Selama dua hari, peserta tidak hanya menerima teori di ruang kelas, tetapi juga melakukan praktik langsung di Fitness Center Hasta Brata UAB. Setiap mahasiswa diuji kemampuan teknis, komunikasi, dan keselamatan dalam memandu latihan kebugaran.
Kegiatan ini merupakan bagian dari komitmen UAB dalam mengimplementasikan program Merdeka Belajar–Kampus Merdeka (MBKM). Melalui kolaborasi akademisi–industri–pakar kesehatan, mahasiswa mendapatkan pengalaman otentik yang memperkaya kompetensi profesional mereka di bidang kebugaran.
“Dengan pelatihan ini, mahasiswa Penjas UAB memiliki bekal ilmiah, keterampilan praktis, dan jejaring profesional yang kuat. Mereka siap menjadi instruktur bersertifikat dengan pemahaman komprehensif tentang fisiologi dan teknik kebugaran,” ujar Dr. Suharti, S.Pd., M.Si., M.Pd.

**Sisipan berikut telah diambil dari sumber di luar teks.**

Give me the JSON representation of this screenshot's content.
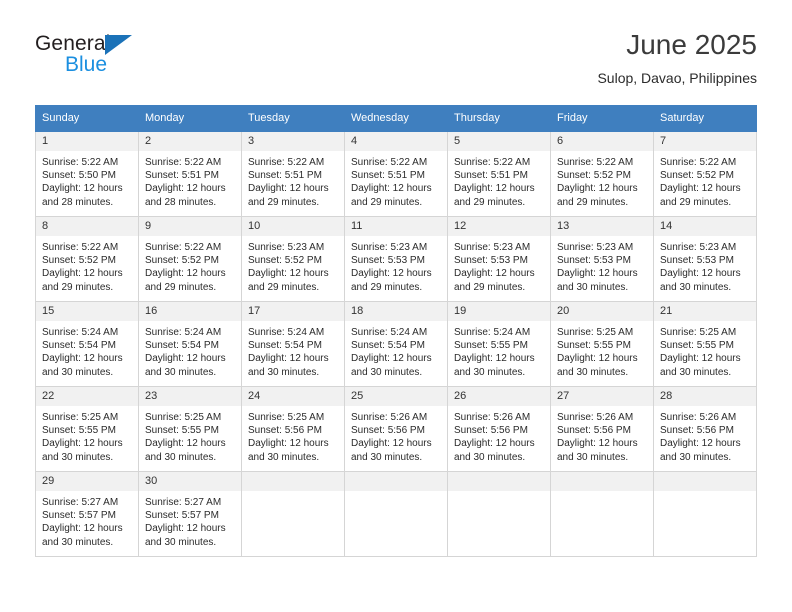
{
  "brand": {
    "name_top": "General",
    "name_bottom": "Blue",
    "triangle_color": "#1b72b8",
    "blue_text_color": "#1b8fe0"
  },
  "header": {
    "title": "June 2025",
    "subtitle": "Sulop, Davao, Philippines"
  },
  "theme": {
    "header_row_bg": "#3f7fbf",
    "header_row_text": "#ffffff",
    "daynum_bg": "#f1f1f1",
    "cell_border": "#d5d5d5"
  },
  "columns": [
    "Sunday",
    "Monday",
    "Tuesday",
    "Wednesday",
    "Thursday",
    "Friday",
    "Saturday"
  ],
  "weeks": [
    [
      {
        "day": "1",
        "sunrise": "Sunrise: 5:22 AM",
        "sunset": "Sunset: 5:50 PM",
        "daylight1": "Daylight: 12 hours",
        "daylight2": "and 28 minutes."
      },
      {
        "day": "2",
        "sunrise": "Sunrise: 5:22 AM",
        "sunset": "Sunset: 5:51 PM",
        "daylight1": "Daylight: 12 hours",
        "daylight2": "and 28 minutes."
      },
      {
        "day": "3",
        "sunrise": "Sunrise: 5:22 AM",
        "sunset": "Sunset: 5:51 PM",
        "daylight1": "Daylight: 12 hours",
        "daylight2": "and 29 minutes."
      },
      {
        "day": "4",
        "sunrise": "Sunrise: 5:22 AM",
        "sunset": "Sunset: 5:51 PM",
        "daylight1": "Daylight: 12 hours",
        "daylight2": "and 29 minutes."
      },
      {
        "day": "5",
        "sunrise": "Sunrise: 5:22 AM",
        "sunset": "Sunset: 5:51 PM",
        "daylight1": "Daylight: 12 hours",
        "daylight2": "and 29 minutes."
      },
      {
        "day": "6",
        "sunrise": "Sunrise: 5:22 AM",
        "sunset": "Sunset: 5:52 PM",
        "daylight1": "Daylight: 12 hours",
        "daylight2": "and 29 minutes."
      },
      {
        "day": "7",
        "sunrise": "Sunrise: 5:22 AM",
        "sunset": "Sunset: 5:52 PM",
        "daylight1": "Daylight: 12 hours",
        "daylight2": "and 29 minutes."
      }
    ],
    [
      {
        "day": "8",
        "sunrise": "Sunrise: 5:22 AM",
        "sunset": "Sunset: 5:52 PM",
        "daylight1": "Daylight: 12 hours",
        "daylight2": "and 29 minutes."
      },
      {
        "day": "9",
        "sunrise": "Sunrise: 5:22 AM",
        "sunset": "Sunset: 5:52 PM",
        "daylight1": "Daylight: 12 hours",
        "daylight2": "and 29 minutes."
      },
      {
        "day": "10",
        "sunrise": "Sunrise: 5:23 AM",
        "sunset": "Sunset: 5:52 PM",
        "daylight1": "Daylight: 12 hours",
        "daylight2": "and 29 minutes."
      },
      {
        "day": "11",
        "sunrise": "Sunrise: 5:23 AM",
        "sunset": "Sunset: 5:53 PM",
        "daylight1": "Daylight: 12 hours",
        "daylight2": "and 29 minutes."
      },
      {
        "day": "12",
        "sunrise": "Sunrise: 5:23 AM",
        "sunset": "Sunset: 5:53 PM",
        "daylight1": "Daylight: 12 hours",
        "daylight2": "and 29 minutes."
      },
      {
        "day": "13",
        "sunrise": "Sunrise: 5:23 AM",
        "sunset": "Sunset: 5:53 PM",
        "daylight1": "Daylight: 12 hours",
        "daylight2": "and 30 minutes."
      },
      {
        "day": "14",
        "sunrise": "Sunrise: 5:23 AM",
        "sunset": "Sunset: 5:53 PM",
        "daylight1": "Daylight: 12 hours",
        "daylight2": "and 30 minutes."
      }
    ],
    [
      {
        "day": "15",
        "sunrise": "Sunrise: 5:24 AM",
        "sunset": "Sunset: 5:54 PM",
        "daylight1": "Daylight: 12 hours",
        "daylight2": "and 30 minutes."
      },
      {
        "day": "16",
        "sunrise": "Sunrise: 5:24 AM",
        "sunset": "Sunset: 5:54 PM",
        "daylight1": "Daylight: 12 hours",
        "daylight2": "and 30 minutes."
      },
      {
        "day": "17",
        "sunrise": "Sunrise: 5:24 AM",
        "sunset": "Sunset: 5:54 PM",
        "daylight1": "Daylight: 12 hours",
        "daylight2": "and 30 minutes."
      },
      {
        "day": "18",
        "sunrise": "Sunrise: 5:24 AM",
        "sunset": "Sunset: 5:54 PM",
        "daylight1": "Daylight: 12 hours",
        "daylight2": "and 30 minutes."
      },
      {
        "day": "19",
        "sunrise": "Sunrise: 5:24 AM",
        "sunset": "Sunset: 5:55 PM",
        "daylight1": "Daylight: 12 hours",
        "daylight2": "and 30 minutes."
      },
      {
        "day": "20",
        "sunrise": "Sunrise: 5:25 AM",
        "sunset": "Sunset: 5:55 PM",
        "daylight1": "Daylight: 12 hours",
        "daylight2": "and 30 minutes."
      },
      {
        "day": "21",
        "sunrise": "Sunrise: 5:25 AM",
        "sunset": "Sunset: 5:55 PM",
        "daylight1": "Daylight: 12 hours",
        "daylight2": "and 30 minutes."
      }
    ],
    [
      {
        "day": "22",
        "sunrise": "Sunrise: 5:25 AM",
        "sunset": "Sunset: 5:55 PM",
        "daylight1": "Daylight: 12 hours",
        "daylight2": "and 30 minutes."
      },
      {
        "day": "23",
        "sunrise": "Sunrise: 5:25 AM",
        "sunset": "Sunset: 5:55 PM",
        "daylight1": "Daylight: 12 hours",
        "daylight2": "and 30 minutes."
      },
      {
        "day": "24",
        "sunrise": "Sunrise: 5:25 AM",
        "sunset": "Sunset: 5:56 PM",
        "daylight1": "Daylight: 12 hours",
        "daylight2": "and 30 minutes."
      },
      {
        "day": "25",
        "sunrise": "Sunrise: 5:26 AM",
        "sunset": "Sunset: 5:56 PM",
        "daylight1": "Daylight: 12 hours",
        "daylight2": "and 30 minutes."
      },
      {
        "day": "26",
        "sunrise": "Sunrise: 5:26 AM",
        "sunset": "Sunset: 5:56 PM",
        "daylight1": "Daylight: 12 hours",
        "daylight2": "and 30 minutes."
      },
      {
        "day": "27",
        "sunrise": "Sunrise: 5:26 AM",
        "sunset": "Sunset: 5:56 PM",
        "daylight1": "Daylight: 12 hours",
        "daylight2": "and 30 minutes."
      },
      {
        "day": "28",
        "sunrise": "Sunrise: 5:26 AM",
        "sunset": "Sunset: 5:56 PM",
        "daylight1": "Daylight: 12 hours",
        "daylight2": "and 30 minutes."
      }
    ],
    [
      {
        "day": "29",
        "sunrise": "Sunrise: 5:27 AM",
        "sunset": "Sunset: 5:57 PM",
        "daylight1": "Daylight: 12 hours",
        "daylight2": "and 30 minutes."
      },
      {
        "day": "30",
        "sunrise": "Sunrise: 5:27 AM",
        "sunset": "Sunset: 5:57 PM",
        "daylight1": "Daylight: 12 hours",
        "daylight2": "and 30 minutes."
      },
      {
        "day": "",
        "sunrise": "",
        "sunset": "",
        "daylight1": "",
        "daylight2": ""
      },
      {
        "day": "",
        "sunrise": "",
        "sunset": "",
        "daylight1": "",
        "daylight2": ""
      },
      {
        "day": "",
        "sunrise": "",
        "sunset": "",
        "daylight1": "",
        "daylight2": ""
      },
      {
        "day": "",
        "sunrise": "",
        "sunset": "",
        "daylight1": "",
        "daylight2": ""
      },
      {
        "day": "",
        "sunrise": "",
        "sunset": "",
        "daylight1": "",
        "daylight2": ""
      }
    ]
  ]
}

Pelatihan Fitness bersama Flashfitness dan pakar dari FK Unair ini menjadi langkah konkret Prodi Pendidikan Jasmani FKIP UAB dalam mewujudkan sinergi antara akademik, industri, dan dunia kesehatan. Kolaborasi ini diharapkan terus berlanjut sebagai program rutin untuk memperkuat profil lulusan Prodi Pendidikan Jasmani FKIP UAB yang berkarakter, kompeten, dan berdaya saing global.